Investment bank, Jeffries has outlined key changes expected in a new Renewable Energy Legislation (EEG) draft set to be discussed by the German Government at a cabinet meeting to be held on June 6th. Amendments to the German EEG were not due to be debated by Parliament until September, according to the research note but go in hand with the cabinet meeting on proposed legislative changes that could see the phasing out of nuclear power.
According to Jeffries there will be a strong move towards renewable energy sources and a move away from nuclear by 2020. Indeed, Jeffries believes that there is a genuine cross-party consensus on a nuclear free Germany by 2020, due in part to the significant recent victory by the Greens in elections in Bremen over the ruling party of Chancellor Merkel.
With a new Draft of Renewables Energies Act being written, Jeffries believes it has an insight into some of the key proposals, which include the following;
• A goal of Germany going 40% renewable by 2020 and 80% by 2050
• Increased feed-in tariffs for offshore wind (from €13 ct/kWh to €15 ct/kWh) as well as the option to receive a higher tariff (€19ct/KWh), but for a shorter time period. The state development bank (KfW) will provide up to €5bn in debt financing to kick off the debt market;
• Maintain the existing degression system for PV solar as well as providing incentives for the self consumption of the power produced;
• A so-called optional “market premium” will be introduced which will incentivise the renewable generator to produce power with the view of supplying the market with energy when and if needed;
• Incentives will be put in place for energy storage facilities as well as technologies such as biogas which can be used to store energy.

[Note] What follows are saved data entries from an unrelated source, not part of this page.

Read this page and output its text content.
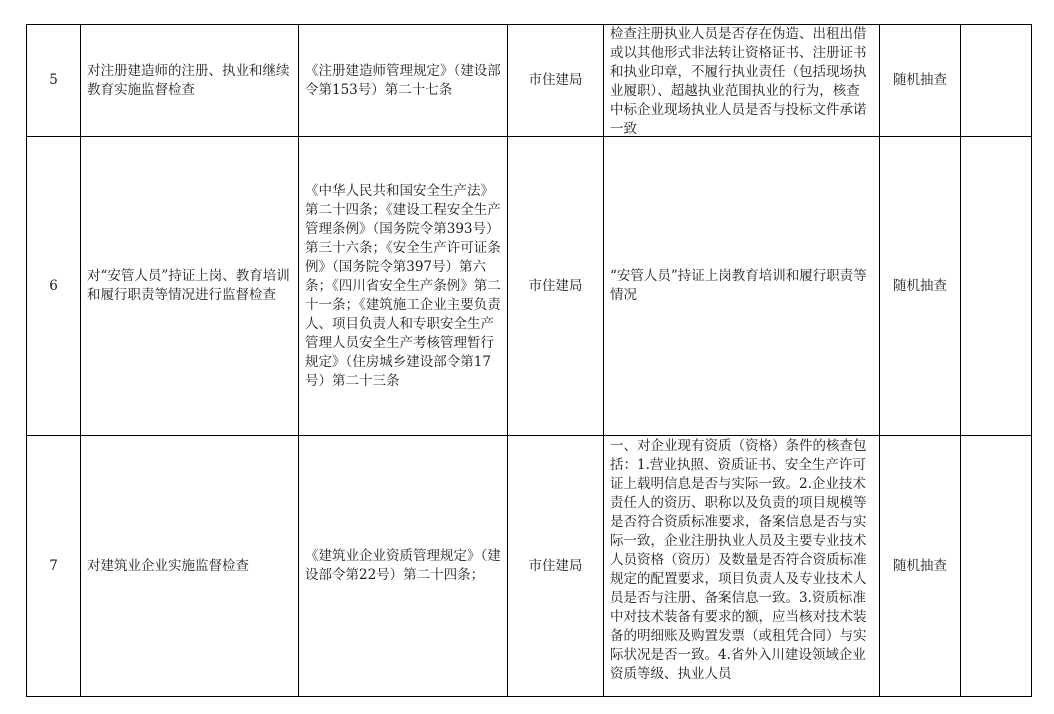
5	对注册建造师的注册、执业和继续教育实施监督检查	《注册建造师管理规定》（建设部令第153号）第二十七条	市住建局	检查注册执业人员是否存在伪造、出租出借或以其他形式非法转让资格证书、注册证书和执业印章，不履行执业责任（包括现场执业履职）、超越执业范围执业的行为，核查中标企业现场执业人员是否与投标文件承诺一致	随机抽查	
6	对“安管人员”持证上岗、教育培训和履行职责等情况进行监督检查	《中华人民共和国安全生产法》第二十四条；《建设工程安全生产管理条例》（国务院令第393号）第三十六条；《安全生产许可证条例》（国务院令第397号）第六条；《四川省安全生产条例》第二十一条；《建筑施工企业主要负责人、项目负责人和专职安全生产管理人员安全生产考核管理暂行规定》（住房城乡建设部令第17号）第二十三条	市住建局	“安管人员”持证上岗教育培训和履行职责等情况	随机抽查	
7	对建筑业企业实施监督检查	《建筑业企业资质管理规定》（建设部令第22号）第二十四条；	市住建局	一、对企业现有资质（资格）条件的核查包括：1.营业执照、资质证书、安全生产许可证上载明信息是否与实际一致。2.企业技术责任人的资历、职称以及负责的项目规模等是否符合资质标准要求，备案信息是否与实际一致，企业注册执业人员及主要专业技术人员资格（资历）及数量是否符合资质标准规定的配置要求，项目负责人及专业技术人员是否与注册、备案信息一致。3.资质标准中对技术装备有要求的额，应当核对技术装备的明细账及购置发票（或租凭合同）与实际状况是否一致。4.省外入川建设领域企业资质等级、执业人员	随机抽查	
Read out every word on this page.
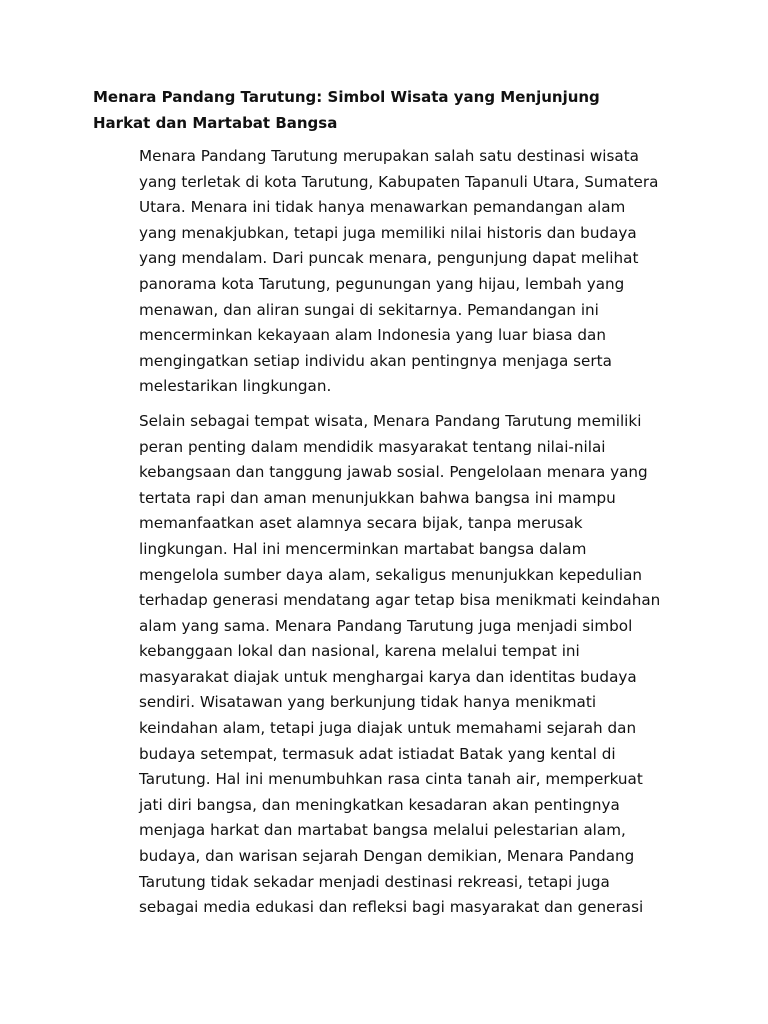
Menara Pandang Tarutung: Simbol Wisata yang Menjunjung
Harkat dan Martabat Bangsa

Menara Pandang Tarutung merupakan salah satu destinasi wisata
yang terletak di kota Tarutung, Kabupaten Tapanuli Utara, Sumatera
Utara. Menara ini tidak hanya menawarkan pemandangan alam
yang menakjubkan, tetapi juga memiliki nilai historis dan budaya
yang mendalam. Dari puncak menara, pengunjung dapat melihat
panorama kota Tarutung, pegunungan yang hijau, lembah yang
menawan, dan aliran sungai di sekitarnya. Pemandangan ini
mencerminkan kekayaan alam Indonesia yang luar biasa dan
mengingatkan setiap individu akan pentingnya menjaga serta
melestarikan lingkungan.

Selain sebagai tempat wisata, Menara Pandang Tarutung memiliki
peran penting dalam mendidik masyarakat tentang nilai-nilai
kebangsaan dan tanggung jawab sosial. Pengelolaan menara yang
tertata rapi dan aman menunjukkan bahwa bangsa ini mampu
memanfaatkan aset alamnya secara bijak, tanpa merusak
lingkungan. Hal ini mencerminkan martabat bangsa dalam
mengelola sumber daya alam, sekaligus menunjukkan kepedulian
terhadap generasi mendatang agar tetap bisa menikmati keindahan
alam yang sama. Menara Pandang Tarutung juga menjadi simbol
kebanggaan lokal dan nasional, karena melalui tempat ini
masyarakat diajak untuk menghargai karya dan identitas budaya
sendiri. Wisatawan yang berkunjung tidak hanya menikmati
keindahan alam, tetapi juga diajak untuk memahami sejarah dan
budaya setempat, termasuk adat istiadat Batak yang kental di
Tarutung. Hal ini menumbuhkan rasa cinta tanah air, memperkuat
jati diri bangsa, dan meningkatkan kesadaran akan pentingnya
menjaga harkat dan martabat bangsa melalui pelestarian alam,
budaya, dan warisan sejarah Dengan demikian, Menara Pandang
Tarutung tidak sekadar menjadi destinasi rekreasi, tetapi juga
sebagai media edukasi dan refleksi bagi masyarakat dan generasi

Jeffries also noted that only 4 out of 17 nuclear power stations were in operation in Germany over the weekend, sparking fears of potential blackouts that didn’t materialise. Jeffries take on this was that solar energy generation actually delivered over 10GW of power at peak times, while peak power prices only hit a high of €70/kWh, which is similar to France, which is highly dependent on nuclear energy.